Una mujer adúltera es presentada ante Jesús por los escribas y fariseos en Jerusalén: «La ley de Moisés nos manda apedrearla; tú, ¿qué dices?».
El pecado del hombre es utilizado como una espada para intentar herir a Dios; el mal que el hombre engendra en la tierra se convierte en una pregunta desafiante elevada contra el cielo. El hombre se atreve a poner a prueba a Dios utilizando incluso su misma ley.
¿No debería ser al revés? ¿No debería Dios pedir cuentas al hombre por sus pecados? En cambio –trágica paradoja–, es el hombre el que se atreve a pedir cuentas a Dios por el pecado de los demás. ¿No ha sido esta la historia de la humanidad? ¿Cuándo ha dejado el hombre de exigir respuestas a Dios por sus propias contradicciones?
Pero Dios no rehúsa el reto: Jesús va a intervenir ante la pregunta de los maestros en leyes y en religión. Dios no ha venido solo a salvar a los pecadores declarados, sino a liberar a los acusadores de sus juicios.
En primer lugar, después de escuchar la pregunta, Jesús guarda silencio, se inclina sobre la tierra y empieza a escribir. El Maestro interrumpe el diálogo, introduce una pausa que hace posible un momento de reflexión.
Sin silencio, sin pausas, nuestras respuestas serán siempre superficiales e insuficientes. La ira se alimenta de las prisas; la misericordia, en cambio, necesita otros ritmos. Las recetas se transmiten rápido, las decisiones importantes, en cambio, requieren su tiempo.
Después de escribir, Jesús se incorpora para hablar. Antes de responder, el Maestro ha creado un silencio y ha tocado la tierra, el barro, la materia de la que estamos hechos desde Adán.
Porque de barro es de lo que se va a hablar ahora: «El que esté libre de pecado, que le tire la primera piedra».

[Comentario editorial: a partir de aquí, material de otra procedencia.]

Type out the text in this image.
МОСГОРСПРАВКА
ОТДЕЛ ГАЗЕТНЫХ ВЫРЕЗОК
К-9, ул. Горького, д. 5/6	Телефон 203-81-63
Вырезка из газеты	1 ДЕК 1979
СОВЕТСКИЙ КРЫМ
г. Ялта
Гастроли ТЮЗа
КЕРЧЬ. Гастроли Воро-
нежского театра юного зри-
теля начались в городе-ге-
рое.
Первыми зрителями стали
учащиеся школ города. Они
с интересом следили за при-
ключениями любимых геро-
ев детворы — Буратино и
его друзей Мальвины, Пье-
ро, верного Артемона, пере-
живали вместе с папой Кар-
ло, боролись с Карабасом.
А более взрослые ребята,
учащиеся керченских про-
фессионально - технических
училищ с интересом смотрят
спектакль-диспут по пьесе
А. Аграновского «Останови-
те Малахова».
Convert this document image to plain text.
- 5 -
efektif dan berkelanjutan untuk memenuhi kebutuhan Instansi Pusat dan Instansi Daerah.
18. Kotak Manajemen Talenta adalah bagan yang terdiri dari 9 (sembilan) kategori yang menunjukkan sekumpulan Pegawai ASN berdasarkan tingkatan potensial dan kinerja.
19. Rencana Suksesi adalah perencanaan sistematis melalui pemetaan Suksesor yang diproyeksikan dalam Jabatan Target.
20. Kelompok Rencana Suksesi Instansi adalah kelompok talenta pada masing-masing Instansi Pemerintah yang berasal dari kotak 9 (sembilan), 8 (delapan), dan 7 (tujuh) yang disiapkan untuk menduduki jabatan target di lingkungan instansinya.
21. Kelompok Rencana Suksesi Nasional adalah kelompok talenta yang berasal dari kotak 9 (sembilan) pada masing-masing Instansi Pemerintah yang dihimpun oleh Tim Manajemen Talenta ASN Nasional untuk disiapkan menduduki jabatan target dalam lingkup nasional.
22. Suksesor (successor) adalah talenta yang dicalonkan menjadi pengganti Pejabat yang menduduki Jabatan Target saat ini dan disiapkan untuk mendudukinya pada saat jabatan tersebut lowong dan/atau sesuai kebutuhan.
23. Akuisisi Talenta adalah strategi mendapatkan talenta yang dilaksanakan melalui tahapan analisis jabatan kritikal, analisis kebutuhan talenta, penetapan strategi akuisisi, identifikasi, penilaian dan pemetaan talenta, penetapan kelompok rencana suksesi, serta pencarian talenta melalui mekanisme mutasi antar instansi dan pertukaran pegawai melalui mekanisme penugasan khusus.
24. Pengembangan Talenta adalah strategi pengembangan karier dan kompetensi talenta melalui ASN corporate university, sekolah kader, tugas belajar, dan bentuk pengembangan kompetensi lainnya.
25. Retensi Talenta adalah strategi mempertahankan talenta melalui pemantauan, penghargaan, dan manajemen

¿Cuál es nuestra actitud ante el pecado de los demás, ante los males del mundo, ante las injusticias de la historia? El juicio, la crítica, la acusación del otro y de Dios. Jesús, en cambio, aprovecha el pecado de una persona para implicar a todos, para que aprendamos a ponernos en su lugar, para que revisemos nuestra propia vida con los mismos criterios con los que juzgamos los actos de los demás.
Jesús vuelve a inclinarse y se pone a escribir de nuevo. Tocando el barro, Jesús está escribiendo una historia nueva, está creando un nuevo Adán, donde la dinámica del juicio va a ser sustituida por la dinámica de la misericordia. En los principios de la historia, tras el pecado, Dios interrogó al hombre y a la mujer; la respuesta de ambos consistió en acusar a otros de su propio pecado: Adán acusó a la mujer y la mujer acusó a la serpiente. Es lo que los escribas y fariseos siguen haciendo, como nosotros: culpar al otro y tentar a Dios.
Jesús nos invita a hacernos conscientes de nuestro propio pecado para que queden silenciadas nuestras acusaciones y condenas. El tribunal se deshace, las pruebas se desvanecen, los acusadores se retiran. Allí quedan solos la mujer y Jesús, la pecadora y el Hijo del hombre. Jesús se incorpora de nuevo: «¿Nadie te ha condenado, mujer? Nadie, todos se han marchado. Tampoco yo te condeno; anda y en adelante no peques más».
Jesús no ha sustituido a la mujer por otra más perfecta, tampoco ha declarado inocente a esa mujer, ni ha rebajado el drama de la culpa: sencillamente, ha introducido una palabra de misericordia para que pueda comenzar una vida nueva, para la mujer y para los acusadores. Ella ha quedado libre de su culpa y ellos se han liberado del peso de las piedras.
Después del perdón, el Hijo del hombre hace posible una historia nueva para cada pecador.